Le paradoxe est évident : les universités publiques – certes les plus prestigieuses – forment des professionnels qui se vouent peu à l’éducation publique des enfants et des jeunes.
Trois axes sont définis par la législation pour guider l’enseignement : la pratique artistique, l’appréciation de l’œuvre d’art et la compréhension de son contexte historique et social. Si chacun de ces axes peut devenir le point de départ pour traiter les autres, ce qui est observé en classe est la primauté absolue du premier.

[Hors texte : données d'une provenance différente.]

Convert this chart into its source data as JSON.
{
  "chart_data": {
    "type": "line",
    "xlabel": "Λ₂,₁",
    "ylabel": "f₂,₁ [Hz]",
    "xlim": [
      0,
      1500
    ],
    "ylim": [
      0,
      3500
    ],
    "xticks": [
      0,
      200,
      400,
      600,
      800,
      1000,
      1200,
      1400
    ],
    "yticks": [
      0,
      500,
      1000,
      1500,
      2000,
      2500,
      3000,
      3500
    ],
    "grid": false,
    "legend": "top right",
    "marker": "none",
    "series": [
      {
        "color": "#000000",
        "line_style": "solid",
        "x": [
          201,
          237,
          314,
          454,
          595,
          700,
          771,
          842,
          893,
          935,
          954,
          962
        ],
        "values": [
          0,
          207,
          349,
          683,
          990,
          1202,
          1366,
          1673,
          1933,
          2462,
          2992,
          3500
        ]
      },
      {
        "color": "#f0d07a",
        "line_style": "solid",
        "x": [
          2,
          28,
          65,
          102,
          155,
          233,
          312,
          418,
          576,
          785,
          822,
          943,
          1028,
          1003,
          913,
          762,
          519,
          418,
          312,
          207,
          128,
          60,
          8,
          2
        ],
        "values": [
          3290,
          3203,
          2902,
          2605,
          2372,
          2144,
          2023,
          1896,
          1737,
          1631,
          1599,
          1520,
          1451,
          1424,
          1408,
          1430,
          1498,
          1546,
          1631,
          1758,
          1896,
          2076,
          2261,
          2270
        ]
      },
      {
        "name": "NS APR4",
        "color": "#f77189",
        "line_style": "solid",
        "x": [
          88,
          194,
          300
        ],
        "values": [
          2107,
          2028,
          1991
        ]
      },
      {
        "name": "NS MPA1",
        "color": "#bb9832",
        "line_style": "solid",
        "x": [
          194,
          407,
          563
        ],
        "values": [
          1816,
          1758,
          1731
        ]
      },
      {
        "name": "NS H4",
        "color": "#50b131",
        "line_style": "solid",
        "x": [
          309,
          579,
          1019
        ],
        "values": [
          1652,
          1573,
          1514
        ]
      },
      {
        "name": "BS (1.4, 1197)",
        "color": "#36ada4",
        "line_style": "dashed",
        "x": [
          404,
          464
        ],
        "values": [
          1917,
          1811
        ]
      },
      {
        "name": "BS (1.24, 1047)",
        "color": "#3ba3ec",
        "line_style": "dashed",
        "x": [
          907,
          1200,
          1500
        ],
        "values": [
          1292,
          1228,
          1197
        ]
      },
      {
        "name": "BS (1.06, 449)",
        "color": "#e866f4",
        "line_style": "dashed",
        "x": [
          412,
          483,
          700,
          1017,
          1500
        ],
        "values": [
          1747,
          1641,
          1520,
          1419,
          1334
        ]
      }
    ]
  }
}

À ce jour, la grande influence exercée par les défenseurs de la libre expression4, notamment dans l’enseignement du théâtre et des arts visuels, se reflète dans les institutions scolaires, se traduisant par un certain laisser-faire – nous parlons là de la primauté de l’expression individuelle des enfants et des jeunes, sans tenir compte de la jouissance des œuvres, de la pertinence de leur signification symbolique ou de l’héritage culturel qu’elles représentent.
Bien que lentement et non sans obstacles, ce panorama est en train de changer au cours des dernières décennies. En lien avec le développement des manifestations théâtrales contemporaines qui n’entendent pas promouvoir l’illu- sion, mais plutôt suggérer, ce sont des formes de caractère ludique qui apparaissent aujourd’hui au premier plan dans les processus avec les enfants et les jeunes à l’école. Manifestation de la contradiction féconde entre « d’un côté le plaisir ludique de l’invention, et de l’autre l’expérience esthétique de la contrainte des formes », selon les mots de Pierre Voltz5, les processus d’apprentis- sage et de création basés sur l’incertitude du jeu et de l’action improvisée sont la clé de voûte des arts de la scène dans les établissements scolaires.
Les theater games développés par l’Américaine Viola Spolin dans les années 1960, connus dans tout le Brésil grâce aux recherches initiées à l’Université de São Paulo, ainsi que les jeux dramatiques diffusés par le Français Jean-Pierre Ryngaert6 constituent des références pour l’action théâtrale évoquée ci-dessus. Les deux modalités se dispensent de toute exigence préalable à l’acte même de jouer, considèrent que la disponibilité pour l’expérience et le caractère collectif sont des points centraux des processus d’apprentissage et envisagent l’appréciation des spectateurs – membres du groupe de joueurs, en alternance – comme un facteur important pour le développement artistique des participants.